If these measures are not extended, therefore, the revenue and deficit forecasts could improve by that half a point of GDP, although the evolution of the price of the megawatt leaves little room for hope.
From there, Montero trusts that “the improvement in the economy will allow an increase in all fiscal figures in a general way.” Personal income tax, which this year grows 6.6%, would leave 6.7% more in 2022 to 100,132 million. VAT, supported by an advance in private consumption of 6.9%, will contribute 75,651 million next year, 9.5% more (after growing 9.1% this year). Special taxes would advance by 8.2% (after 7.4% in 2021) to 21,843 million.

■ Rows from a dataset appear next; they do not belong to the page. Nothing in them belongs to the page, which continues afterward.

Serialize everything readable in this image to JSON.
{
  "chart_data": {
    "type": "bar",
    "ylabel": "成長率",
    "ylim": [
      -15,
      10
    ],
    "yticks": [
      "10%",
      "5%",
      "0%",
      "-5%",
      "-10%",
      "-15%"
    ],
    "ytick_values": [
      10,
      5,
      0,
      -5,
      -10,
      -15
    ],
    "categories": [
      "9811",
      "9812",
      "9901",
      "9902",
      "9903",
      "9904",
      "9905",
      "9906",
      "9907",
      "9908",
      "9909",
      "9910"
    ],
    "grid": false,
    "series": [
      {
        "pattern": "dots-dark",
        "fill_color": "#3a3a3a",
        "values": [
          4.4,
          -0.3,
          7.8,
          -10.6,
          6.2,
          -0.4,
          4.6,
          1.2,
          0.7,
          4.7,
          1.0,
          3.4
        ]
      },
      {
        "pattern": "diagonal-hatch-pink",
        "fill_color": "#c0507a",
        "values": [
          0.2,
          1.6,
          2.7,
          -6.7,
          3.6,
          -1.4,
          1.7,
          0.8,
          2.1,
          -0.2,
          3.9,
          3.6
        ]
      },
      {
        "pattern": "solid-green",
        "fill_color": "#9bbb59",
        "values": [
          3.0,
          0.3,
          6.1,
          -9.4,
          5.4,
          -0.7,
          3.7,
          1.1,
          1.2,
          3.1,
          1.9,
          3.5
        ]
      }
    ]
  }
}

The great tax novelty occurs in Societies, which this year will collect 38% more than in the worst of the pandemic, and will continue to increase its income by 11.8% in 2022 to 23,477 million. The figure includes the 400 million euros that the Treasury estimates that it will be possible to collect by promoting a minimum rate of 15% on the tax base for consolidated groups and companies that invoice more than 20 million per year. Although the vast majority of Spanish companies already pay above said threshold, around 21.5% on average according to data from the Tax Agency, Montero estimated that 1,070 firms will pay more taxes with the minimum rate. They are those that, starting from the nominal rate of 25% (30% for banks and oil companies) applying deductions and tax benefits end up paying less than 15% of their tax base (and that this amounted in 2019 to only a quarter of the profit of the groups). Of course, knowledgeable sources of the fine print assume that the affected companies will be able to reserve tax credits for past losses that they cannot end up enjoying for the minimum rate for subsequent years.

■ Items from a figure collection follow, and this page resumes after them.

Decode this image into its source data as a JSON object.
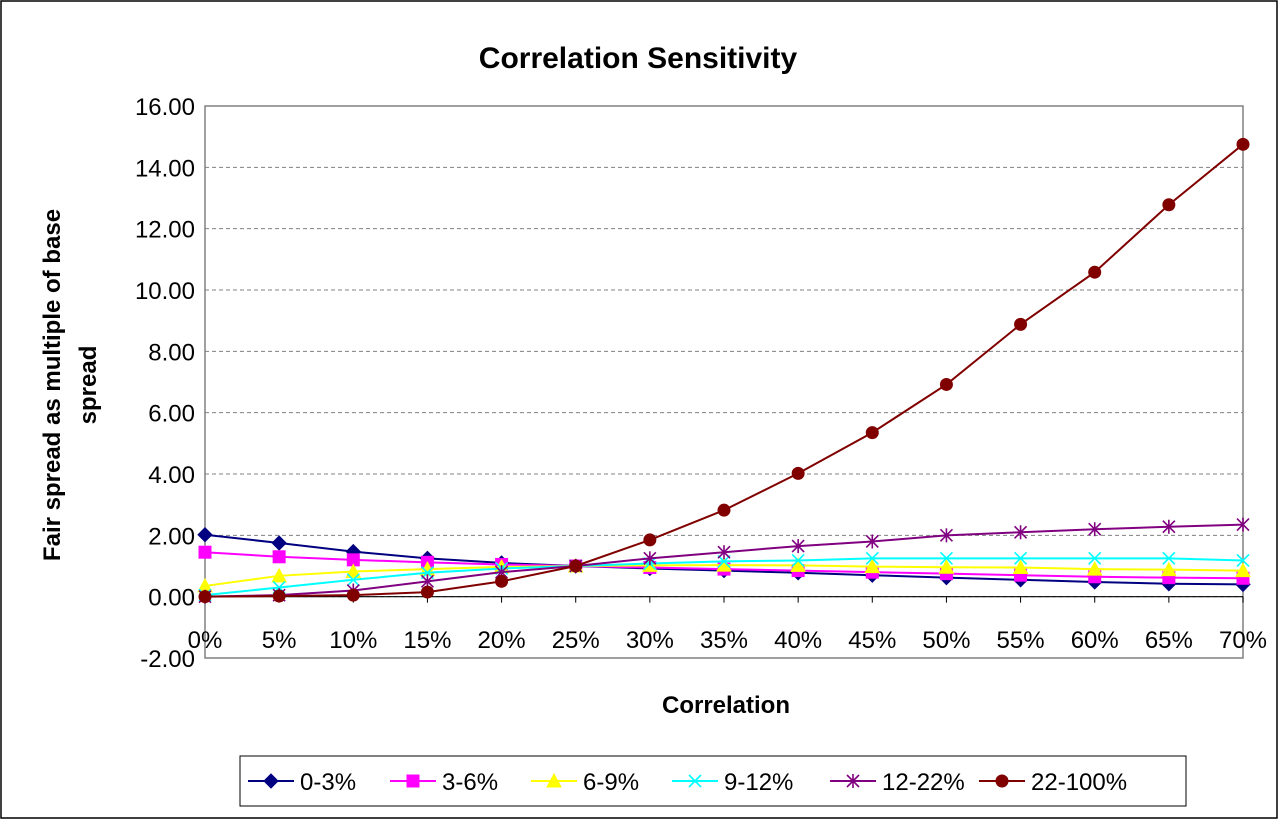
{
  "chart_data": {
    "type": "line",
    "title": "Correlation Sensitivity",
    "xlabel": "Correlation",
    "ylabel_lines": [
      "Fair spread as multiple of base",
      "spread"
    ],
    "categories": [
      "0%",
      "5%",
      "10%",
      "15%",
      "20%",
      "25%",
      "30%",
      "35%",
      "40%",
      "45%",
      "50%",
      "55%",
      "60%",
      "65%",
      "70%"
    ],
    "ylim": [
      -2,
      16
    ],
    "yticks": [
      -2,
      0,
      2,
      4,
      6,
      8,
      10,
      12,
      14,
      16
    ],
    "ytick_labels": [
      "-2.00",
      "0.00",
      "2.00",
      "4.00",
      "6.00",
      "8.00",
      "10.00",
      "12.00",
      "14.00",
      "16.00"
    ],
    "grid": "horizontal dashed",
    "legend": "bottom",
    "series": [
      {
        "name": "0-3%",
        "color": "#000080",
        "marker": "diamond",
        "values": [
          2.02,
          1.75,
          1.47,
          1.25,
          1.1,
          1.0,
          0.92,
          0.85,
          0.78,
          0.7,
          0.62,
          0.55,
          0.48,
          0.42,
          0.4
        ]
      },
      {
        "name": "3-6%",
        "color": "#ff00ff",
        "marker": "square",
        "values": [
          1.45,
          1.3,
          1.2,
          1.12,
          1.05,
          1.0,
          0.95,
          0.9,
          0.85,
          0.8,
          0.75,
          0.7,
          0.65,
          0.62,
          0.6
        ]
      },
      {
        "name": "6-9%",
        "color": "#ffff00",
        "marker": "triangle",
        "values": [
          0.35,
          0.68,
          0.82,
          0.9,
          0.97,
          1.0,
          1.02,
          1.03,
          1.02,
          0.98,
          0.96,
          0.95,
          0.9,
          0.88,
          0.85
        ]
      },
      {
        "name": "9-12%",
        "color": "#00ffff",
        "marker": "x",
        "values": [
          0.05,
          0.3,
          0.55,
          0.78,
          0.92,
          1.0,
          1.08,
          1.15,
          1.18,
          1.25,
          1.25,
          1.25,
          1.25,
          1.25,
          1.18
        ]
      },
      {
        "name": "12-22%",
        "color": "#800080",
        "marker": "star",
        "values": [
          0.0,
          0.05,
          0.2,
          0.5,
          0.8,
          1.0,
          1.25,
          1.45,
          1.65,
          1.8,
          2.0,
          2.1,
          2.2,
          2.28,
          2.35
        ]
      },
      {
        "name": "22-100%",
        "color": "#800000",
        "marker": "circle",
        "values": [
          0.0,
          0.02,
          0.05,
          0.15,
          0.5,
          1.0,
          1.85,
          2.82,
          4.02,
          5.35,
          6.92,
          8.88,
          10.58,
          12.78,
          14.75
        ]
      }
    ]
  }
}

The measure, which the first Government of Pedro Sánchez already tried to promote in 2019, then formed part of the coalition pact with United We Can and was put on hold due to the pandemic, is now being resumed due to the pressures of the purple formation in the negotiation of the budget plan. Montero, however, framed it in the international agreement of 130 OECD countries to promote a global rate of 15% for multinationals. Although the agreement will mean the abolition of national digital taxes, the minister said that “it is too early” to know when Spain will have to cancel its Google rate, pending the completion of the pact and the European directive that develops it. Given the low collection that this tax and the Tobin tax are reaping, of course, Montero admitted that they will lower the collection forecasts for 2022 to adapt them to the real settlement of 2021.
The minister clarified, in any case, that the great fiscal reform that she plans will be undertaken once the report commissioned is known to a committee of experts that will publish it in February.
For now, and in the absence of parliamentary processing of the accounts, there will therefore be no fiscal equalization of diesel to gasoline, or new changes in VAT rates. The trump card for the negotiation, it is suggested, could be to accept amendments to continue delaying the remodeling of the registration tax, which is more taxing on polluting vehicles, currently paralyzed until the end of the year.
However, Montero guaranteed that the Budget “does not imply an increase in the public deficit.” His forecast is to reduce it from 11% to 8.4% this year, to 5% in 2022, 4% in 2023 and 3% in 2024. The debt, in turn, would fall from 120% to 119.5% this year and to 115.1% in 2022, estimates Montero.
In turn, the cost of the public debt issued by the Treasury would be 30,175 million euros next year, which represents a reduction of 4.7% compared to the 31,713 million that it will bear this year, announced the Treasury, for the double effect of a decrease in outstanding liabilities and a reduction in the deficit.